Built in 1979, the home is situated against a hillside so that the lowest level is underground and it blends into the surroundings. The late Bill Bierrum, a Kalispell architect, designed the home. It is furnished primarily in 18th and 19th century English and Scottish antiques but also includes some French and Anglo-Indian antique furniture as well. The many beautiful paintings that adorn the home are mostly 19th century European, but a number of works by 20th century Montana artists are also featured.
In addition, the home features an exceptional collection of mid-20th century Cape Dorset Inuit sculpture and prints. The collection includes dozens of stone carvings, some of which are considered masterpieces of Inuit work. The 15 limited edition prints comprise what may be the world’s finest single collection of Inuit printmaking. A thorough appraisal of the collection by leading authority John Houston resulted in a new appreciation of these treasures, and a greatly improved display.

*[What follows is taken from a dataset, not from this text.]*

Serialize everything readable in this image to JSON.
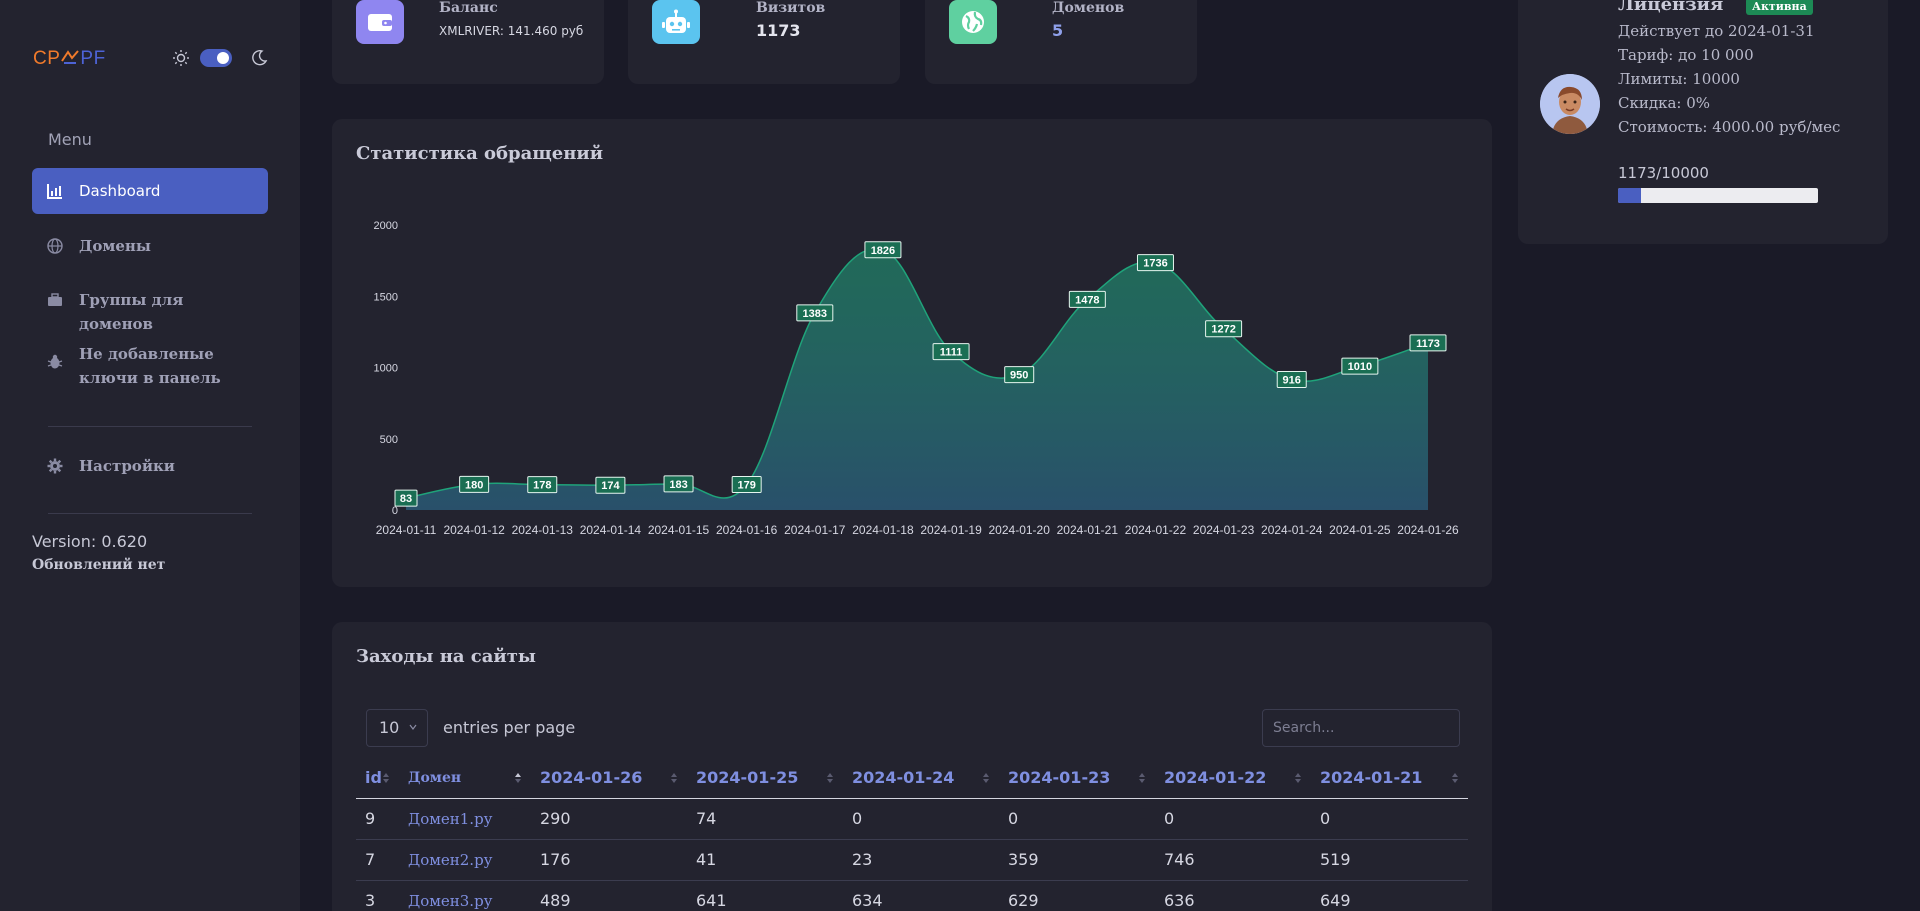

The floors of the home are almost entirely covered in antique Persian carpets in both palace and tribal styles, all of them hand woven. Most were made in the 19th century, although some are even older. Under the guidance of James Opie, the Bibler Foundation acquired a number of antique tribal rugs and weavings that, in addition to being exceptional works of textile art, serve to illustrate the evolution of design motifs in southern Persian art. This collection is the only one of its kind in North America.